Wladek langsung patuh. Ketika ia duduk, sekali lagi ia melihat gelang perak tebal kini melingkar longgar di pergelangan Baron. Seberkas cahaya melalui celah di dinding membuat ukiran lambang Ronovski berkilauan dalam kegelapan ruang tahanan.

"Aku tak tahu berapa lama orang-orang Jerman bermaksud menyekap kita di sini. Semula aku mengira bahwa perang ini akan selesai dalam beberapa minggu. Aku keliru. Dan kini kita harus mempertimbangkan kemungkinan bahwa perang ini akan berlangsung sangat lama. Dengan pertimbangan itu kita harus memanfaatkan waktu kita secara konstruktif. Sebab aku tahu hidupku sudah mendekati akhirnya."

"Tidak, tidak," Wladek protes. Tapi Baron melanjutkan seolah-olah ia tak mendengarnya.

"Hidupmu, anakku, masih harus dimulai. Oleh karena itu aku akan mengusahakan kelanjutan pendidikanmu."

Baron tak bicara lagi hari itu. Seolah-olah ia sedang memikirkan implikasi pernyataannya. Dengan demikian Wladek memperoleh guru baru. Dan oleh karena tidak ada buku maupun kertas untuk menulis maka Wladek harus mengulangi apa yang dikatakan Baron. Ia diajari bagian-bagian besar puisi Adam Mickiewicz dan Jan Kochanowski.Serta nukilan-nukilan panjang dari epos Aeneas. Di dalam ruang kelas yang menyeramkan itu Wladek belajar ilmu bumi, matematika, dan menambah kemahirannya dalam empat bahasa: Rusia, Jerman, Perancis, dan Inggris.Tapi sekali lagi saat-saat yang bahagia baginya ialah bila ia sedang diajari sejarah.
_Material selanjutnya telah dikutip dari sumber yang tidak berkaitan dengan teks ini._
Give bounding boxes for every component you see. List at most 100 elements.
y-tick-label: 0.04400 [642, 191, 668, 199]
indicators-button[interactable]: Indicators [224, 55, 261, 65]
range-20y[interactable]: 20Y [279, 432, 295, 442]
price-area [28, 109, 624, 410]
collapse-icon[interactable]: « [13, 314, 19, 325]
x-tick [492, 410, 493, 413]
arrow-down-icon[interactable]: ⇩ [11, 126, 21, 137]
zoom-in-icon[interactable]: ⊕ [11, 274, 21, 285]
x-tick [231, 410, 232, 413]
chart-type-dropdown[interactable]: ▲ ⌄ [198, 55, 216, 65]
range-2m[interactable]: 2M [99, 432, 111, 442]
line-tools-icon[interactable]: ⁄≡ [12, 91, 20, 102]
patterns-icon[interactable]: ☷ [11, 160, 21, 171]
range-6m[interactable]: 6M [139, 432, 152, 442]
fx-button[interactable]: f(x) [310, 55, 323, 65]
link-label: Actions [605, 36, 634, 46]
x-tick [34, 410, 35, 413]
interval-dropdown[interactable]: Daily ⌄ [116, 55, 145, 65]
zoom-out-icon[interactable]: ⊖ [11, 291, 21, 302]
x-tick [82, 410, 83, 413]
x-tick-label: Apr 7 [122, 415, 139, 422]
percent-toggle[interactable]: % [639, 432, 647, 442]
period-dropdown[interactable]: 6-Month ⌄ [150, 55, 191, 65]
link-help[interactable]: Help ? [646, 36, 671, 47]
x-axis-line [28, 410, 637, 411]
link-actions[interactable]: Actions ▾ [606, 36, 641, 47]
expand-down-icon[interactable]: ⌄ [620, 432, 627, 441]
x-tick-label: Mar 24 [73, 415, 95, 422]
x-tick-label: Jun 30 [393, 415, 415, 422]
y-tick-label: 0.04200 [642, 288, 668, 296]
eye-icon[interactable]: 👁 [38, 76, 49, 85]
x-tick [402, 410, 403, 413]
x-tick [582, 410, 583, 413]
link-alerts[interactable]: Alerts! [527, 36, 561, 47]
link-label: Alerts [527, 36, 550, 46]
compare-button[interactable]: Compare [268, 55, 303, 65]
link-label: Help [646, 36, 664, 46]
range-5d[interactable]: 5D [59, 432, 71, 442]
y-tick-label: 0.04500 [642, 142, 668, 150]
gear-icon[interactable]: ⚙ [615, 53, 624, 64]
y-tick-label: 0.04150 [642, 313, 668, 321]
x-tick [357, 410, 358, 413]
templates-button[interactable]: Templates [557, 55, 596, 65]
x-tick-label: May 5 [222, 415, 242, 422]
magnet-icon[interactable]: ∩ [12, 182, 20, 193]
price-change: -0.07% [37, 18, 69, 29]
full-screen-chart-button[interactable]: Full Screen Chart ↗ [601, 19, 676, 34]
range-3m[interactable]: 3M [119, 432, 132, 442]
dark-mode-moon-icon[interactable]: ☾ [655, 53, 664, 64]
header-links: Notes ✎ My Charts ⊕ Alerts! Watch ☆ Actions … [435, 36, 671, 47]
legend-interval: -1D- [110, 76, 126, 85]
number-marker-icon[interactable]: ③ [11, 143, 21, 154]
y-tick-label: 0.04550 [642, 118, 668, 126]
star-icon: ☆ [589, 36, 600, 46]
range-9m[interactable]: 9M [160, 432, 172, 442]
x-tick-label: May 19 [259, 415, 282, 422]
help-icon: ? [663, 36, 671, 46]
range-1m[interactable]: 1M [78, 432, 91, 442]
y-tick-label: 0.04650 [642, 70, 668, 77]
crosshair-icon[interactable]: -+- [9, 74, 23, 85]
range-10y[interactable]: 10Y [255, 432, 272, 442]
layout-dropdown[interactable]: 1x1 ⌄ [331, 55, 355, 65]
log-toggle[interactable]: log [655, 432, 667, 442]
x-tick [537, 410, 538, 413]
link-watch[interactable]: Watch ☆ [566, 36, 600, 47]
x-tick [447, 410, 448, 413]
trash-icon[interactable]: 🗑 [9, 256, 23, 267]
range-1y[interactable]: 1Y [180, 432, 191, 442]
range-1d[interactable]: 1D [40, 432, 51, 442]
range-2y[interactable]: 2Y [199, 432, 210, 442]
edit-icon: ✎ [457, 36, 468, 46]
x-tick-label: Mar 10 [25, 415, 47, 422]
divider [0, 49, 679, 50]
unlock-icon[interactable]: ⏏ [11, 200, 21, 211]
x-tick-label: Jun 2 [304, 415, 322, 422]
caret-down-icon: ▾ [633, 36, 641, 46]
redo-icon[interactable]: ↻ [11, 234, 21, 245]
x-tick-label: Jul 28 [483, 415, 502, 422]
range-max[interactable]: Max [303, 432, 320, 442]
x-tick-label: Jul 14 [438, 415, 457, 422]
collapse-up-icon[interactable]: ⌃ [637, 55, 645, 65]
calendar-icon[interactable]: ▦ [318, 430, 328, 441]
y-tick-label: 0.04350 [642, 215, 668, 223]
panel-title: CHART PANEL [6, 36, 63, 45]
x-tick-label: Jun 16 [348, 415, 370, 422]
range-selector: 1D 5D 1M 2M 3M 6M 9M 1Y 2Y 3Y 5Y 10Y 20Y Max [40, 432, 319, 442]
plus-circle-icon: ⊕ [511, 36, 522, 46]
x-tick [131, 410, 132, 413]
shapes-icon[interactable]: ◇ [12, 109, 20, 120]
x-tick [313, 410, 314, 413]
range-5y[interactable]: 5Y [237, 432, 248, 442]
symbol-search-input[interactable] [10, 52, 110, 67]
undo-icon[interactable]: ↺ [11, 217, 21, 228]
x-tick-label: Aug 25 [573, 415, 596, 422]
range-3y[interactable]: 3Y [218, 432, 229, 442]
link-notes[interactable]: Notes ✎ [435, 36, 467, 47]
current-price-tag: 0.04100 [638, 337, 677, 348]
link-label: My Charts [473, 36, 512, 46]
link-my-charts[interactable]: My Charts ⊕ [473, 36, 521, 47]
Sejarah bangsanya yang selama seratus tahun mengalami dibagi-bagi. Harapan akan Polandia yang bersatu, tak tercapai. Lebih lanjut orang-orang Polandia cemas karena Napoleon kalah dan menyerahkan Polandia ke Rusia pada tahun 1812. Wladek mempelajari kisah-kisah pawira dari masa-masa bahagia sebelumnya. Ketika Raja Jan Casimir mempersembahkan polandia kepada Bunda Maria setelah memukul mundur orang-orang Swedia di CZestochowa. Dan bagaimana pangeran Radziwill, tuan tanah besar dan pencinta perburuan, beristana di kastil besar dekat Warsawa. pelajaran Wladek yang terakhir setiap hari ialah sejarah keluarga Rosnovski. Berulangkali ia tak jemu-jemunya diberitahu bagaimana leluhur Baron yang telah bertugas pada tahun 1794 di bawah Jendral Dabrowski, dan kemudian pada tahun 1809 di bawah Napoleon sendiri telah dianugerahi wilayah dan kebaronan oleh sang Kaisar sendiri. Ia juga mempelajari bahwa kakek Baron duduk dalam Dewan kota Warsawa. Dan bahwa ayahnya juga telah berperan dalam membangun polandia baru. Wladek sangat bahagia ketika Baron mengubah ruang tahanan kecil itu menjadi ruang kelas.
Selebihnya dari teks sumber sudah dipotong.